Do you practice maintenance by the book? If so, great. But here are some tips you might not see in a maintenance manual.

Gas filter replacement

Avoid barbed in-line replacement gasoline filters normally sold for mowers — the type that does not need a clamp. Not only do these occasionally pull loose, the barbs can tear up the inside of the hose, allowing small rubber pieces to find their way to the carburetor. Instead, purchase a gas filter with smooth ends at your automotive store and use worm clamps for a tight fit.


Don't overlook your spindle and wheel bearings. Spindle bearings often get covered with clippings and are easy to pass over.

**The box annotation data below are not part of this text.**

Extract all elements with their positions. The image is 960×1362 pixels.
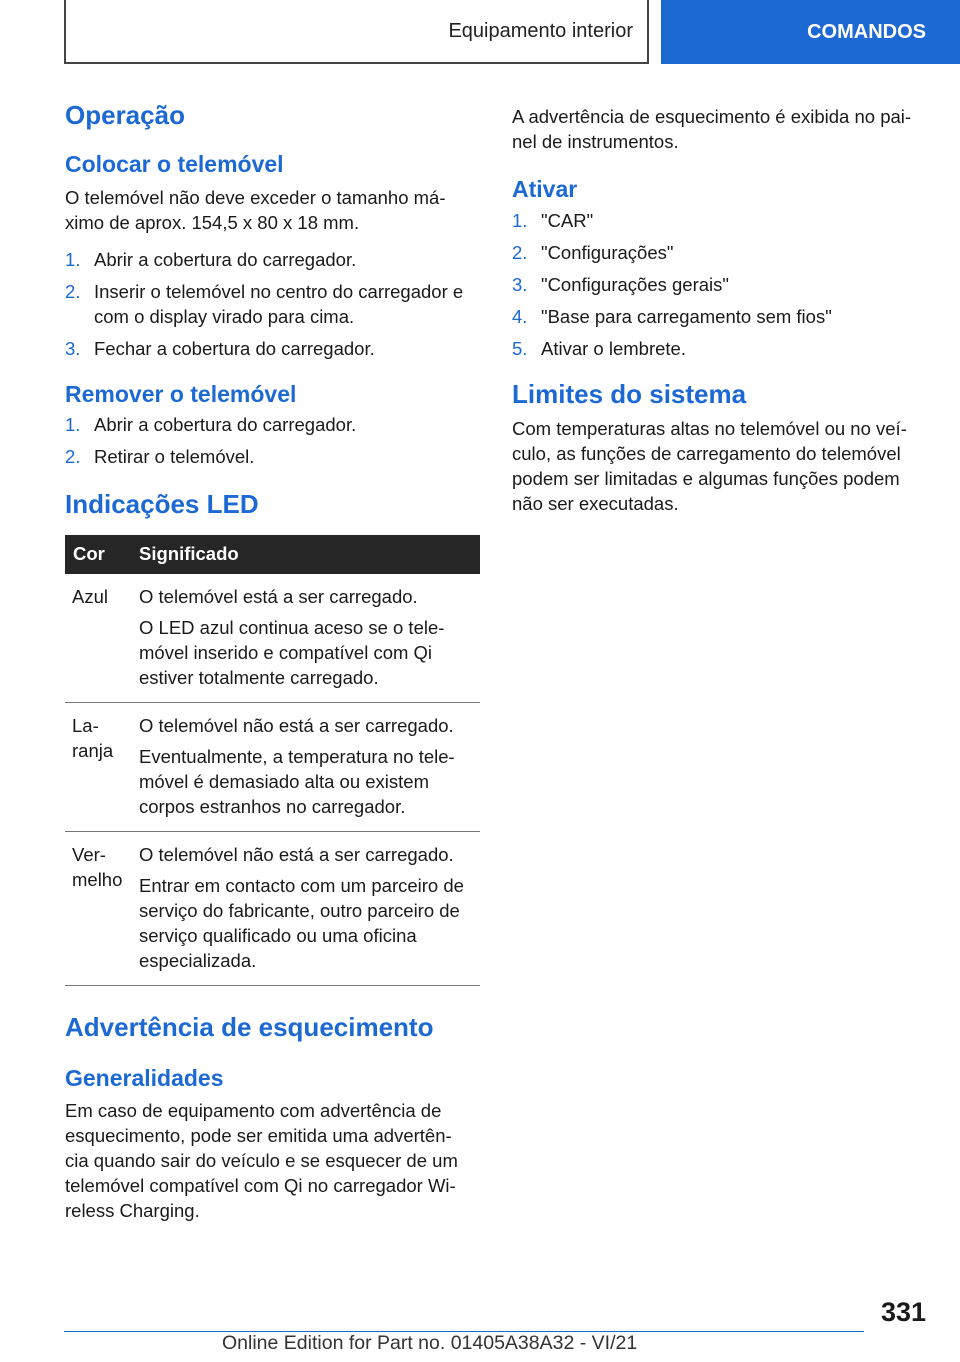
- footer-edition: Online Edition for Part no. 01405A38A32 - VI/21: [222, 1332, 638, 1354]
- left-column: [65, 100, 480, 1223]
- paragraph-colocar: O telemóvel não deve exceder o tamanho má-ximo de aprox. 154,5 x 80 x 18 mm.: [65, 186, 446, 233]
- step-number: 1.: [512, 209, 528, 231]
- list-item: [512, 208, 927, 233]
- step-text: Ativar o lembrete.: [541, 337, 686, 359]
- list-remover: [65, 412, 480, 469]
- header-chapter-label: COMANDOS: [807, 20, 926, 43]
- list-colocar: [65, 247, 480, 361]
- cell-cor: Azul: [65, 574, 131, 703]
- cell-line: Eventualmente, a temperatura no tele-móvel é demasiado alta ou existem corpos estranhos no carregador.: [139, 745, 455, 817]
- list-item: [65, 247, 480, 272]
- header-chapter-tab: [661, 0, 960, 64]
- cell-significado: [131, 831, 480, 985]
- step-text: Retirar o telemóvel.: [94, 446, 255, 468]
- heading-remover: Remover o telemóvel: [65, 380, 297, 407]
- cell-significado: [131, 702, 480, 831]
- right-column: [512, 100, 927, 516]
- step-text: Fechar a cobertura do carregador.: [94, 337, 375, 359]
- step-number: 3.: [512, 273, 528, 295]
- list-item: [65, 412, 480, 437]
- step-text: "Configurações": [541, 241, 674, 263]
- heading-ativar: Ativar: [512, 176, 578, 202]
- page-number: 331: [880, 1297, 926, 1327]
- cell-line: O telemóvel está a ser carregado.: [139, 585, 418, 607]
- cell-line: Entrar em contacto com um parceiro de serviço do fabricante, outro parceiro de serviço qualificado ou uma oficina especializada.: [139, 874, 464, 971]
- paragraph-limites: Com temperaturas altas no telemóvel ou no veí-culo, as funções de carregamento do telemóvel podem ser limitadas e algumas funções podem não ser executadas.: [512, 417, 907, 514]
- table-row: [65, 831, 480, 985]
- heading-operacao: Operação: [65, 100, 185, 130]
- step-number: 2.: [65, 446, 81, 468]
- heading-colocar: Colocar o telemóvel: [65, 151, 284, 178]
- step-text: "CAR": [541, 209, 594, 231]
- step-number: 2.: [512, 241, 528, 263]
- cell-line: O telemóvel não está a ser carregado.: [139, 714, 454, 736]
- step-text: "Configurações gerais": [541, 273, 729, 295]
- list-item: [512, 240, 927, 265]
- table-row: [65, 702, 480, 831]
- step-text: Inserir o telemóvel no centro do carregador e com o display virado para cima.: [94, 280, 464, 327]
- cell-cor: La-ranja: [65, 702, 131, 831]
- heading-generalidades: Generalidades: [65, 1064, 224, 1091]
- step-text: Abrir a cobertura do carregador.: [94, 248, 357, 270]
- step-text: "Base para carregamento sem fios": [541, 305, 832, 327]
- step-text: Abrir a cobertura do carregador.: [94, 414, 357, 436]
- step-number: 2.: [65, 280, 81, 302]
- list-item: [65, 444, 480, 469]
- paragraph-generalidades: Em caso de equipamento com advertência de esquecimento, pode ser emitida uma advertên-cia quando sair do veículo e se esquecer de um telemóvel compatível com Qi no carregador Wi-reless Charging.: [65, 1100, 458, 1222]
- column-header-significado: Significado: [131, 535, 480, 574]
- step-number: 4.: [512, 305, 528, 327]
- list-item: [512, 304, 927, 329]
- header-section-tab: [64, 0, 649, 64]
- cell-line: O telemóvel não está a ser carregado.: [139, 843, 454, 865]
- table-row: [65, 574, 480, 703]
- heading-advertencia: Advertência de esquecimento: [65, 1011, 434, 1042]
- list-item: [65, 279, 480, 329]
- step-number: 5.: [512, 337, 528, 359]
- cell-line: O LED azul continua aceso se o tele-móvel inserido e compatível com Qi estiver totalmente carregado.: [139, 616, 445, 688]
- paragraph-intro: A advertência de esquecimento é exibida no pai-nel de instrumentos.: [512, 106, 912, 152]
- cell-significado: [131, 574, 480, 703]
- cell-cor: Ver-melho: [65, 831, 131, 985]
- list-item: [512, 336, 927, 361]
- step-number: 1.: [65, 248, 81, 270]
- step-number: 3.: [65, 337, 81, 359]
- heading-limites: Limites do sistema: [512, 378, 747, 409]
- table-header-row: [65, 535, 480, 574]
- list-item: [65, 336, 480, 361]
- list-item: [512, 272, 927, 297]
- led-table: [65, 535, 480, 986]
- column-header-cor: Cor: [65, 535, 131, 574]
- header-section-label: Equipamento interior: [448, 19, 633, 42]
- step-number: 1.: [65, 414, 81, 436]
- heading-led: Indicações LED: [65, 489, 259, 520]
- list-ativar: [512, 208, 927, 361]
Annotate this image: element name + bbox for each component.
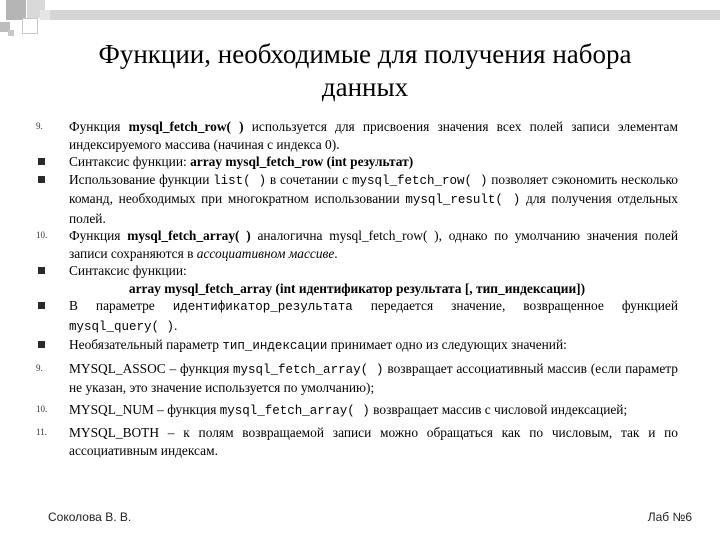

Also, when choosing grease, consider heavy-duty marine grease. It's water-resistant properties are beneficial, and it tends to be very long-lasting.

Deck cleaning

Clean your deck regularly. Mud and stuck-on clippings can alter your mower's mulching and cutting characteristics.


If you asked ten mechanics, you'd get ten different opinions about oil. However, for what it's worth, most long-lived mowers I've seen started out using a major brand oil for their first 100 hours, then switched to a full synthetic. Also, most technicians tilt their mower during an oil change to get every last drop of dirty oil out of the crankcase.

Pressure washer

Pressure washers are great tools, but equipment makers never thought folks would have 1,000+ psi in their hands, so be careful. Do not force dirt or water into bearings and remember that a high-pressure spray will wash away any lubricant that it hits.